- Мама, ну сколько можно смотреть этот телевизор, они же всё врут.
- Я знаю что врут. Но это же только фон, я и не смотрю.
Эстетическая трещина между нами и нашими родителями прошла не сейчас, в эру Марвела и пост-иронии, а тогда в девяностые, когда стукнув кирзачами, сделав двойное сальто назад и вильнув в воздухе полами белогвардейской шинели на сцену выскочил Газманов.
Выскочил так лихо, что его до сих пор не могут засунуть обратно в коробочку.
Именно тогда, в девяностые наши старшие Шурики и Миши переобулись в Александр-Петровичи и Михаилы Афанасьевичи. А мы стали Максами да Алексами.
Именно тогда мир поделился на две части. В одной честный, звенящий Андреевскими крестами поручик Голицын уходил в закат чтобы "вернуться через сто веков, в страну не дураков, а гениев". В другой "о-йеа" в конце припева дела песню чуть более импортной, качественной. Дефицитной.
И эта была вторая голова орла новой русской попсы, вылупившейся из под советского кумача. Какие люди в Голливуде. Лондон-гудбай. Лучшая профессия - бухгалтер, милый, милый мой бухгалтер. Песня могла быть задорной и жалостливой, а обнаженные певицы были готовы на все за "три кусо-че-ка колбаски".
Редким исполнителям удавалось усидеть сразу на двух стульях. Эти два фронта - патриотически духовный и продажно западный - так никогда и не сошлись, подобно Востоку и Западу в известном стихотворении Киплинга. А Есаул и Комбинация на десятилетия вперед определили дихотомию постсовецких людей, разделив их на два неравновесных лагеря.
Есаул, есаул, что ж ты бросил коня. Да как мы с такими песнями, да такую страну потеряли. Четвертые сутки пылают станицы. Царь батюшка, прости нас грешных. Листая старую тетрадь расстрелянного генерала.
Где-то там, между юнкерами и хрустом французской булки оказалось, что я хач.
Мальчик из соседнего подъезда, светленький голубоглазый Артур однажды встал и говорит: "Если на то пошло, то хач это я".
Виниамин Рудольфович был бородат. Он был бородат до того как это стало мейнстримом. Он был бородат как были бородаты Толстой, Солженицин и отец Александр Мень.

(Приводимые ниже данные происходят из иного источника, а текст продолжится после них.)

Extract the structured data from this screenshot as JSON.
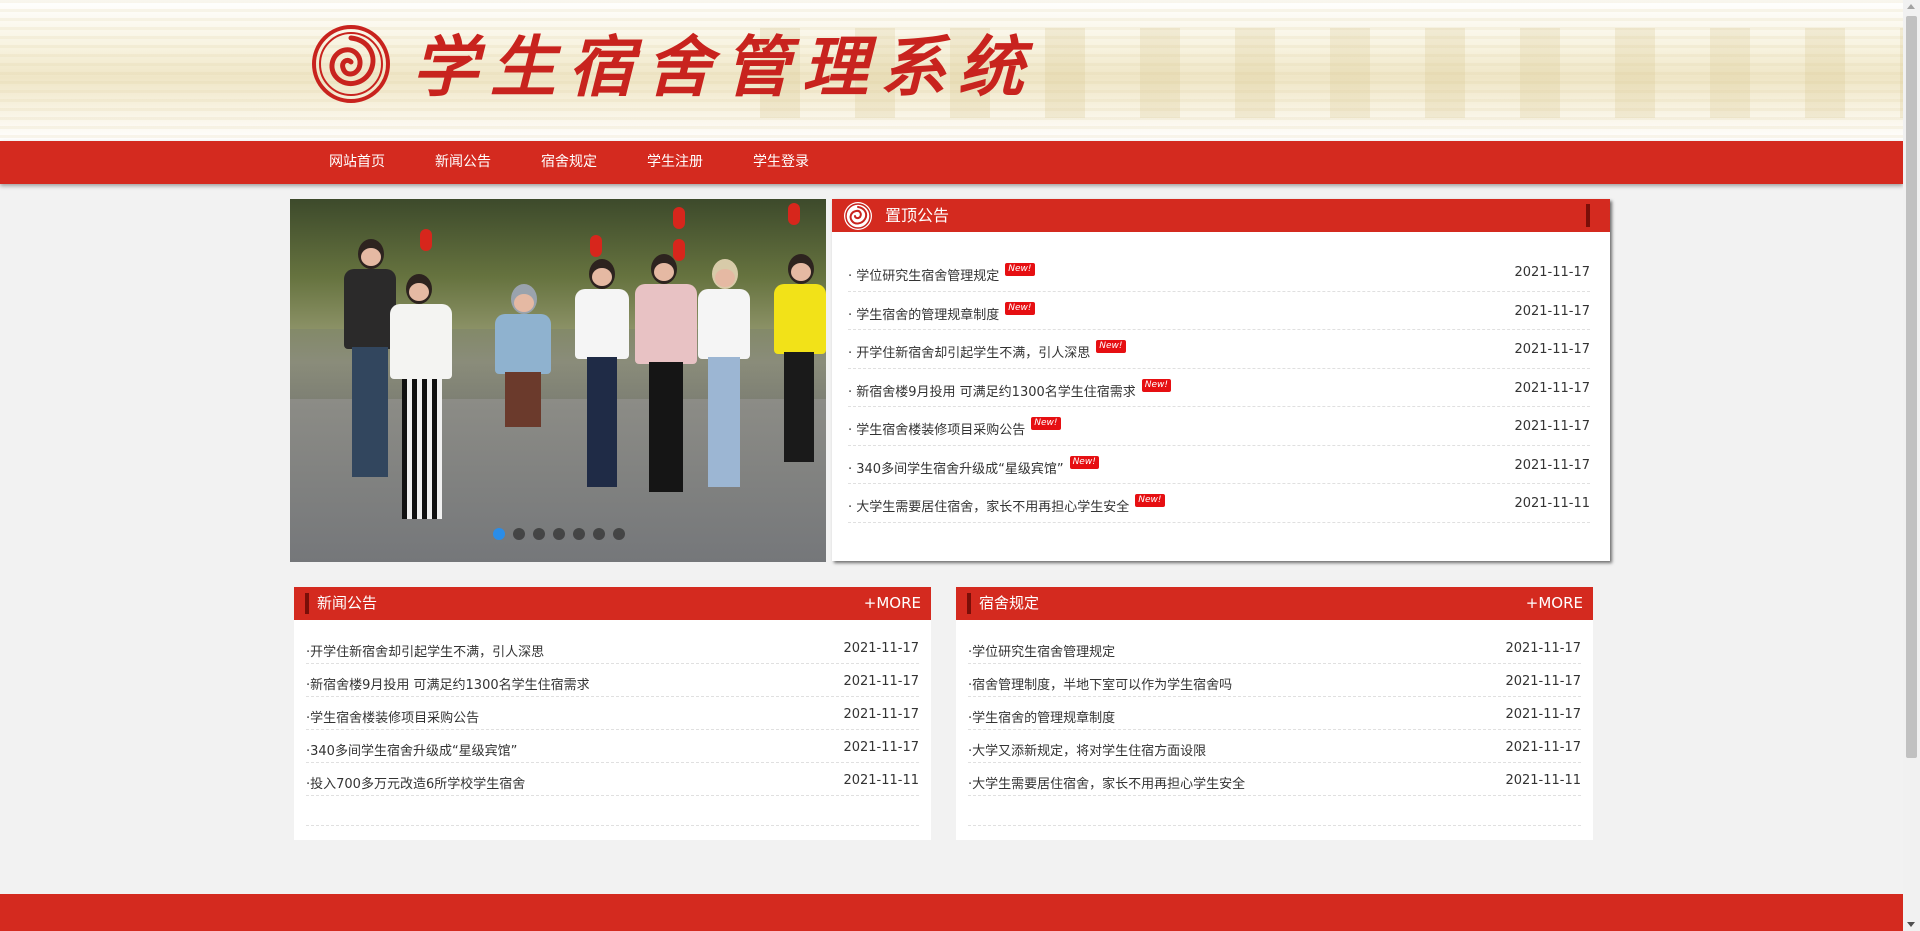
{
  "header": {
    "site_title": "学生宿舍管理系统",
    "logo_icon": "rose-emblem-icon",
    "accent_color": "#d42a1f"
  },
  "nav": {
    "items": [
      {
        "label": "网站首页"
      },
      {
        "label": "新闻公告"
      },
      {
        "label": "宿舍规定"
      },
      {
        "label": "学生注册"
      },
      {
        "label": "学生登录"
      }
    ]
  },
  "slider": {
    "slide_count": 7,
    "active_index": 0
  },
  "top_notice": {
    "title": "置顶公告",
    "badge_label": "New!",
    "items": [
      {
        "title": "· 学位研究生宿舍管理规定",
        "date": "2021-11-17"
      },
      {
        "title": "· 学生宿舍的管理规章制度",
        "date": "2021-11-17"
      },
      {
        "title": "· 开学住新宿舍却引起学生不满，引人深思",
        "date": "2021-11-17"
      },
      {
        "title": "· 新宿舍楼9月投用 可满足约1300名学生住宿需求",
        "date": "2021-11-17"
      },
      {
        "title": "· 学生宿舍楼装修项目采购公告",
        "date": "2021-11-17"
      },
      {
        "title": "· 340多间学生宿舍升级成“星级宾馆”",
        "date": "2021-11-17"
      },
      {
        "title": "· 大学生需要居住宿舍，家长不用再担心学生安全",
        "date": "2021-11-11"
      }
    ]
  },
  "news_panel": {
    "title": "新闻公告",
    "more_label": "+MORE",
    "items": [
      {
        "title": "·开学住新宿舍却引起学生不满，引人深思",
        "date": "2021-11-17"
      },
      {
        "title": "·新宿舍楼9月投用 可满足约1300名学生住宿需求",
        "date": "2021-11-17"
      },
      {
        "title": "·学生宿舍楼装修项目采购公告",
        "date": "2021-11-17"
      },
      {
        "title": "·340多间学生宿舍升级成“星级宾馆”",
        "date": "2021-11-17"
      },
      {
        "title": "·投入700多万元改造6所学校学生宿舍",
        "date": "2021-11-11"
      }
    ]
  },
  "rules_panel": {
    "title": "宿舍规定",
    "more_label": "+MORE",
    "items": [
      {
        "title": "·学位研究生宿舍管理规定",
        "date": "2021-11-17"
      },
      {
        "title": "·宿舍管理制度，半地下室可以作为学生宿舍吗",
        "date": "2021-11-17"
      },
      {
        "title": "·学生宿舍的管理规章制度",
        "date": "2021-11-17"
      },
      {
        "title": "·大学又添新规定，将对学生住宿方面设限",
        "date": "2021-11-17"
      },
      {
        "title": "·大学生需要居住宿舍，家长不用再担心学生安全",
        "date": "2021-11-11"
      }
    ]
  }
}
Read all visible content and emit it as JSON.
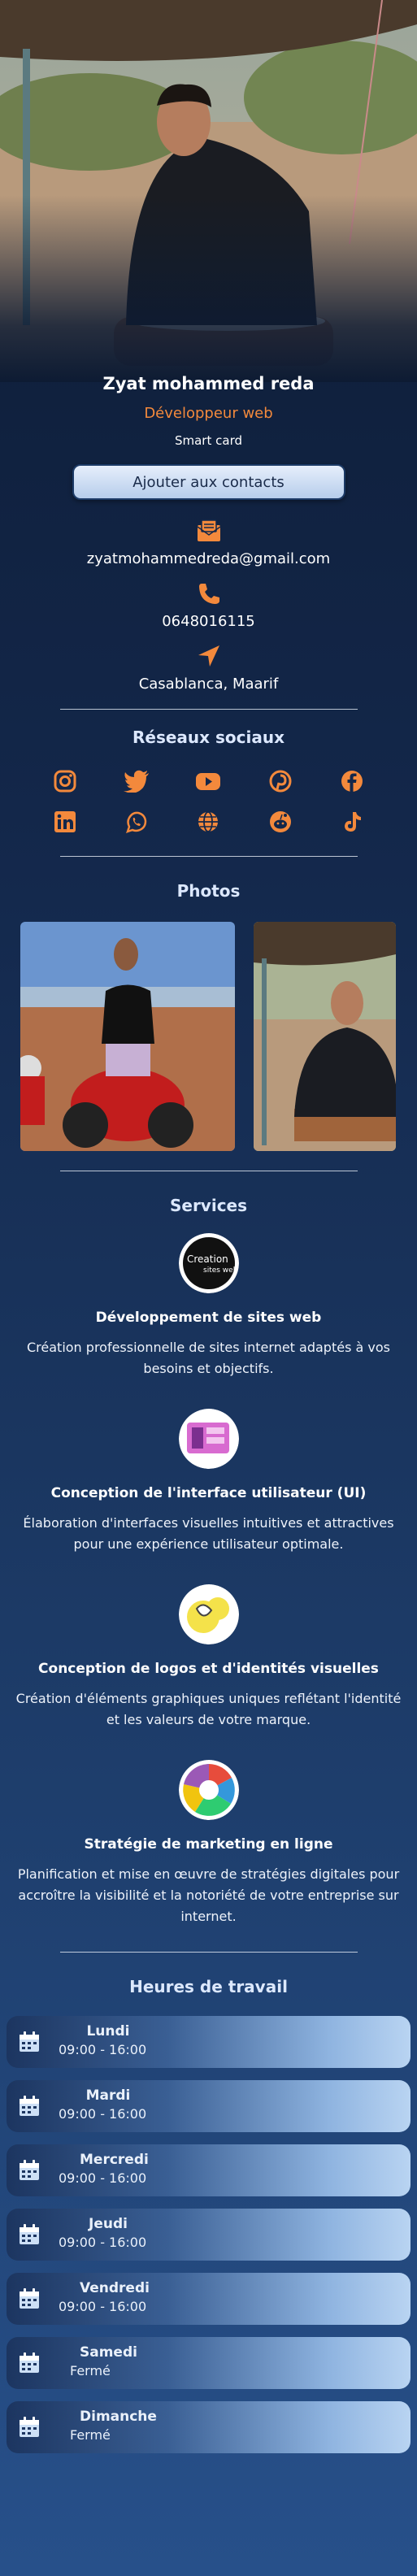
{
  "profile": {
    "name": "Zyat mohammed reda",
    "job_title": "Développeur web",
    "card_label": "Smart card",
    "add_contact_label": "Ajouter aux contacts"
  },
  "contact": {
    "email": "zyatmohammedreda@gmail.com",
    "phone": "0648016115",
    "address": "Casablanca, Maarif"
  },
  "colors": {
    "accent": "#f3893c",
    "background": "#13274a"
  },
  "social": {
    "title": "Réseaux sociaux",
    "icons": [
      "instagram-icon",
      "twitter-icon",
      "youtube-icon",
      "pinterest-icon",
      "facebook-icon",
      "linkedin-icon",
      "whatsapp-icon",
      "globe-icon",
      "reddit-icon",
      "tiktok-icon"
    ]
  },
  "photos": {
    "title": "Photos"
  },
  "services": {
    "title": "Services",
    "items": [
      {
        "title": "Développement de sites web",
        "description": "Création professionnelle de sites internet adaptés à vos besoins et objectifs."
      },
      {
        "title": "Conception de l'interface utilisateur (UI)",
        "description": "Élaboration d'interfaces visuelles intuitives et attractives pour une expérience utilisateur optimale."
      },
      {
        "title": "Conception de logos et d'identités visuelles",
        "description": "Création d'éléments graphiques uniques reflétant l'identité et les valeurs de votre marque."
      },
      {
        "title": "Stratégie de marketing en ligne",
        "description": "Planification et mise en œuvre de stratégies digitales pour accroître la visibilité et la notoriété de votre entreprise sur internet."
      }
    ]
  },
  "hours": {
    "title": "Heures de travail",
    "days": [
      {
        "day": "Lundi",
        "time": "09:00 - 16:00"
      },
      {
        "day": "Mardi",
        "time": "09:00 - 16:00"
      },
      {
        "day": "Mercredi",
        "time": "09:00 - 16:00"
      },
      {
        "day": "Jeudi",
        "time": "09:00 - 16:00"
      },
      {
        "day": "Vendredi",
        "time": "09:00 - 16:00"
      },
      {
        "day": "Samedi",
        "time": "Fermé"
      },
      {
        "day": "Dimanche",
        "time": "Fermé"
      }
    ]
  }
}
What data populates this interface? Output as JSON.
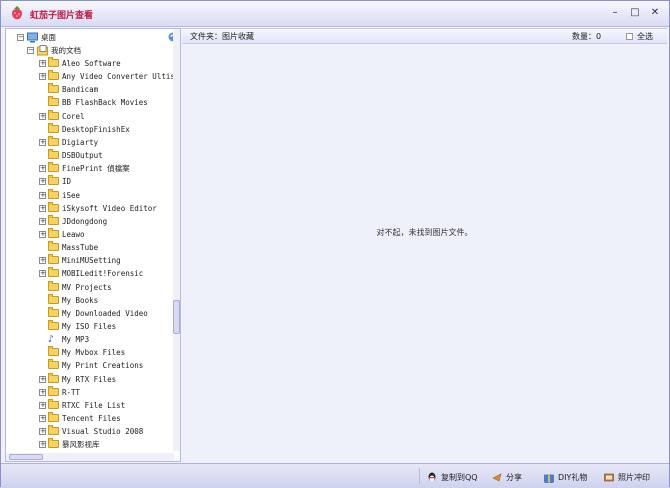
{
  "app": {
    "title": "虹茄子图片查看",
    "colors": {
      "title": "#c01a48",
      "border": "#8c8fd0",
      "folder": "#f7d260"
    }
  },
  "window_controls": {
    "minimize": "–",
    "maximize": "□",
    "close": "✕"
  },
  "tree": {
    "desktop": "桌面",
    "my_docs": "我的文档",
    "items": [
      {
        "label": "Aleo Software",
        "expandable": true
      },
      {
        "label": "Any Video Converter Ultis",
        "expandable": true
      },
      {
        "label": "Bandicam",
        "expandable": false
      },
      {
        "label": "BB FlashBack Movies",
        "expandable": false
      },
      {
        "label": "Corel",
        "expandable": true
      },
      {
        "label": "DesktopFinishEx",
        "expandable": false
      },
      {
        "label": "Digiarty",
        "expandable": true
      },
      {
        "label": "DSBOutput",
        "expandable": false
      },
      {
        "label": "FinePrint 偵檔案",
        "expandable": true
      },
      {
        "label": "ID",
        "expandable": true
      },
      {
        "label": "iSee",
        "expandable": true
      },
      {
        "label": "iSkysoft Video Editor",
        "expandable": true
      },
      {
        "label": "JDdongdong",
        "expandable": true
      },
      {
        "label": "Leawo",
        "expandable": true
      },
      {
        "label": "MassTube",
        "expandable": false
      },
      {
        "label": "MiniMUSetting",
        "expandable": true
      },
      {
        "label": "MOBILedit!Forensic",
        "expandable": true
      },
      {
        "label": "MV Projects",
        "expandable": false
      },
      {
        "label": "My Books",
        "expandable": false
      },
      {
        "label": "My Downloaded Video",
        "expandable": false
      },
      {
        "label": "My ISO Files",
        "expandable": false
      },
      {
        "label": "My MP3",
        "expandable": false,
        "icon": "music-note-icon"
      },
      {
        "label": "My Mvbox Files",
        "expandable": false
      },
      {
        "label": "My Print Creations",
        "expandable": false
      },
      {
        "label": "My RTX Files",
        "expandable": true
      },
      {
        "label": "R-TT",
        "expandable": true
      },
      {
        "label": "RTXC File List",
        "expandable": true
      },
      {
        "label": "Tencent Files",
        "expandable": true
      },
      {
        "label": "Visual Studio 2008",
        "expandable": true
      },
      {
        "label": "暴风影视库",
        "expandable": true
      }
    ]
  },
  "content": {
    "folder_label": "文件夹：图片收藏",
    "count_label": "数量：0",
    "select_all": "全选",
    "empty_message": "对不起，未找到图片文件。"
  },
  "toolbar": {
    "copy_qq": "复制到QQ",
    "share": "分享",
    "diy_gift": "DIY礼物",
    "print_photo": "照片冲印"
  }
}
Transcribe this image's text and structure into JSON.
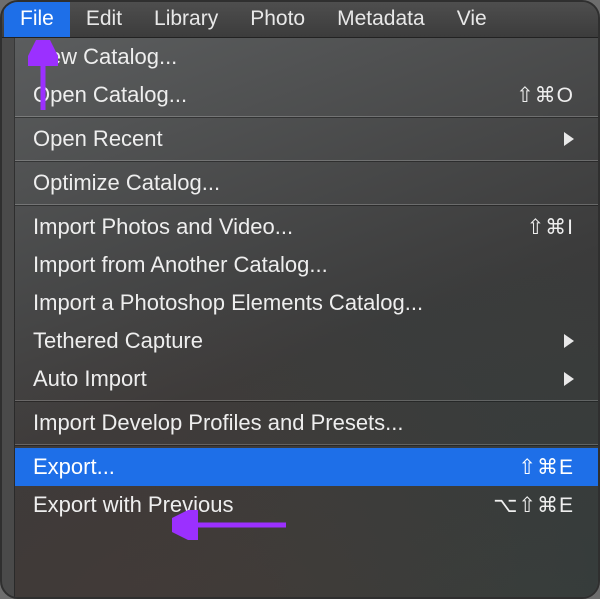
{
  "colors": {
    "highlight": "#1e6fe8",
    "annotation": "#9b30ff"
  },
  "menubar": {
    "items": [
      {
        "label": "File",
        "active": true
      },
      {
        "label": "Edit",
        "active": false
      },
      {
        "label": "Library",
        "active": false
      },
      {
        "label": "Photo",
        "active": false
      },
      {
        "label": "Metadata",
        "active": false
      },
      {
        "label": "Vie",
        "active": false
      }
    ]
  },
  "dropdown": {
    "items": [
      {
        "type": "item",
        "label": "New Catalog...",
        "shortcut": "",
        "submenu": false,
        "highlight": false
      },
      {
        "type": "item",
        "label": "Open Catalog...",
        "shortcut": "⇧⌘O",
        "submenu": false,
        "highlight": false
      },
      {
        "type": "sep"
      },
      {
        "type": "item",
        "label": "Open Recent",
        "shortcut": "",
        "submenu": true,
        "highlight": false
      },
      {
        "type": "sep"
      },
      {
        "type": "item",
        "label": "Optimize Catalog...",
        "shortcut": "",
        "submenu": false,
        "highlight": false
      },
      {
        "type": "sep"
      },
      {
        "type": "item",
        "label": "Import Photos and Video...",
        "shortcut": "⇧⌘I",
        "submenu": false,
        "highlight": false
      },
      {
        "type": "item",
        "label": "Import from Another Catalog...",
        "shortcut": "",
        "submenu": false,
        "highlight": false
      },
      {
        "type": "item",
        "label": "Import a Photoshop Elements Catalog...",
        "shortcut": "",
        "submenu": false,
        "highlight": false
      },
      {
        "type": "item",
        "label": "Tethered Capture",
        "shortcut": "",
        "submenu": true,
        "highlight": false
      },
      {
        "type": "item",
        "label": "Auto Import",
        "shortcut": "",
        "submenu": true,
        "highlight": false
      },
      {
        "type": "sep"
      },
      {
        "type": "item",
        "label": "Import Develop Profiles and Presets...",
        "shortcut": "",
        "submenu": false,
        "highlight": false
      },
      {
        "type": "sep"
      },
      {
        "type": "item",
        "label": "Export...",
        "shortcut": "⇧⌘E",
        "submenu": false,
        "highlight": true
      },
      {
        "type": "item",
        "label": "Export with Previous",
        "shortcut": "⌥⇧⌘E",
        "submenu": false,
        "highlight": false
      }
    ]
  }
}
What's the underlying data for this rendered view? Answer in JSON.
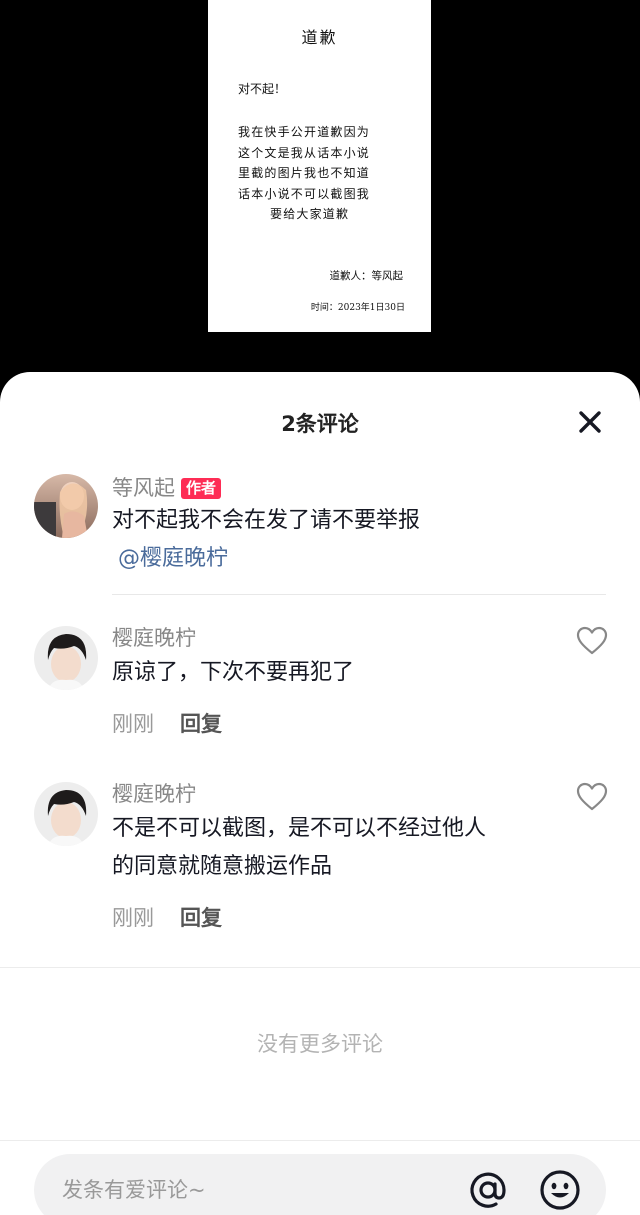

В гостях, в шумной пятикомнатной квартире я отошел от общего стола и отправился гулять. Ориентируясь на звук я оказался в маленькой комнате. Там сидел в одиночестве Виниамин Рудольфович и наигрывал что-то.
- Я композитор, - пояснил Виниамин Рудольфович и только потом представился.
- А что вы играете?
- Я не играю. Я пишу песню, и посвящаю ее нашей великой реке, - он положил толстые пальцы на клавиши и запел, - Ой ты Оообь, моя Ообь...
Я смотрел на него с восхищением, передо мной был настоящий композитор. Я ловил каждое его движение, смотрел как его губы едва шевелятся за седой бородой. Пока в соседней комнате ели, пили, смеялись и слушали Газманова, тут рождался будущий шедевр, который впишет имя Виниамина Рудольфовича в один ряд с Моцартом, Беховеном и Георгием Саакадзе.
- Ой рекаа... да берегаа... да тайга, моя тайгааааа...
Голос был сиплый, но сквозили в нем духовность, святость и чистота летнего утра, когда по полю пшеницы с коромыслом на плечах идет к избе простая русская девушка с простым русским именем Евфросинья.
Каждому хотелось его собственного уюта, чувства, что то место где ты живешь, та почва на которой ты вырос - это и есть центр мира. Для Виниамина Рудольфовича это была унылая холодная тайга, и река покрытая льдом половину года. Свое чувство дома было и у тамошних азербайджанцев, в поисках нефти перебравшихся с одной малой земли на другую. Дома, в Баку, Товузе, Шеки, они не собирались вместе, но тут в чужих местах их тянуло друг к другу. Как известно вкус зиринских помидоров прямо пропорционален расстоянию. И вот они тоже встречались, доставали запыленные пластинки Зейнаб Ханларовой и Нилюфяр. И так в 90е вплывал в нашу жизнь национальный вопрос, обозначив еще один водороздел для бывшего советского человека. Ну разве что Эюб Ягубов пронесся над ним на своем самолете Баку-Москва.